La ministre espagnole des Affaires étrangères a convoqué mardi l'ambassadrice marocaine en Espagne, Karima Benyaich pour lui exprimer le "mécontentement" des autorités espagnoles après l'arrivée de près de 8000 migrants dans l'enclave de Ceuta.
"Je lui ai rappelé que le contrôle des frontières a été et doit rester de la responsabilité partagée de l'Espagne et du Maroc", a déclaré Arancha Gonzalez Laya.
Face à la gravité de la situation, le Premier ministre espagnol, Pedro Sanchez, s'est rendu à Ceuta pour s'enquérir de la situation dans l'enclave, selon des images mises en ligne par le journal local. Il devait ensuite se rendre à Melilla, l'autre enclave espagnole située sur la côte méditerranéenne du Maroc.
"Nous allons rétablir l'ordre dans (la) ville et à nos frontières le plus rapidement possible", avait-il déclaré plus tôt lors d'une brève allocution télévisée depuis Madrid.
Les relations entre Rabat et Madrid se sont tendues depuis l'arrivée en Espagne, le 18 avril, du président de la République sahraouie, Brahim Ghali pour y être soigné du Covid-19. La cheffe de la diplomatie espagnole qui a défendu la présence du chef d'Etat sahraoui a implicitement dénoncé le chantage exercé par le Maroc qui agite la menace de l'immigration clandestine pour faire pression sur l'Espagne dans le dossier sahraoui.
"Je ne conçois pas que l'on puisse mettre en danger la vie de mineurs dans la mer comme nous l'avons vu ces dernières heures à Ceuta", que cela puisse être "une réponse à une action humanitaire (l'accueil du président sahraoui en Espagne)", a-t-elle affirmé.
Cet afflux de migrants marocains a également suscité la réaction de la classe politique espagnole. Tout en condamnant le flux migratoire partant du Maroc, plusieurs formations politiques ont appelé les autorités marocaines à assumer leurs responsabilités et agir vite et efficacement.

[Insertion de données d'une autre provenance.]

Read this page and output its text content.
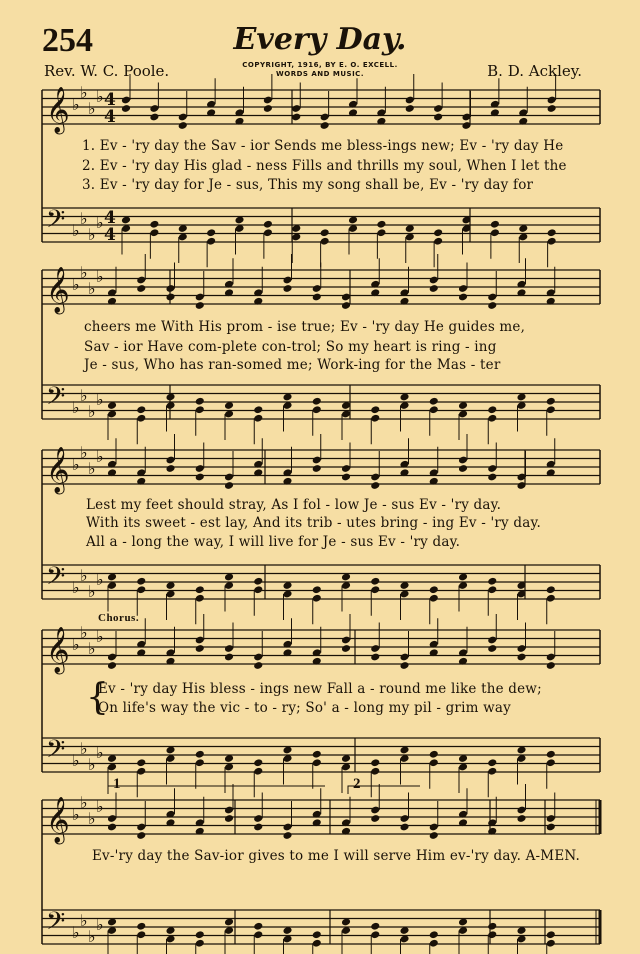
254	Every Day.
Rev. W. C. Poole.	B. D. Ackley.
COPYRIGHT, 1916, BY E. O. EXCELL.
WORDS AND MUSIC.
𝄞
𝄢
♭
♭
♭
♭
♭
♭
♭
♭
4
4
4
4
𝄞
𝄢
♭
♭
♭
♭
♭
♭
♭
♭
𝄞
𝄢
♭
♭
♭
♭
♭
♭
♭
♭
𝄞
𝄢
♭
♭
♭
♭
♭
♭
♭
♭
𝄞
𝄢
♭
♭
♭
♭
♭
♭
♭
♭
1. Ev - 'ry day the Sav - ior Sends me bless-ings new; Ev - 'ry day He
2. Ev - 'ry day His glad - ness Fills and thrills my soul, When I let the
3. Ev - 'ry day for Je - sus, This my song shall be, Ev - 'ry day for
cheers me With His prom - ise true; Ev - 'ry day He guides me,
Sav - ior Have com-plete con-trol; So my heart is ring - ing
Je - sus, Who has ran-somed me; Work-ing for the Mas - ter
Lest my feet should stray, As I fol - low Je - sus Ev - 'ry day.
With its sweet - est lay, And its trib - utes bring - ing Ev - 'ry day.
All a - long the way, I will live for Je - sus Ev - 'ry day.
Chorus.
{
Ev - 'ry day His bless - ings new Fall a - round me like the dew;
On life's way the vic - to - ry; So' a - long my pil - grim way
1	2
Ev-'ry day the Sav-ior gives to me I will serve Him ev-'ry day. A-MEN.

Le porte-parole de la Coalition Caballas, Mohamed Ali, a mis en garde contre la "gravité" de ce qui s'est passé et a annoncé qu'il serait à la disposition du gouvernement de Ceuta pour exiger que le gouvernement accorde la "plus grande attention" à Ceuta. "Notre terre ne devrait pas souffrir du différend de politique étrangère entre l'Espagne et le Maroc", a-t-il déclaré.
La dirigeante du Mouvement pour la dignité et la citoyenneté "MDyC", Fatima Hamed, a qualifié ce qui vient de se produire de "drame", soulignant que la ville de Ceuta n'est pas prête à accueillir autant de monde et à faire face à un tel phénomène. "Ceuta n'est pas préparée à des situations pareilles", a-t-elle déclaré sur son compte Twitter.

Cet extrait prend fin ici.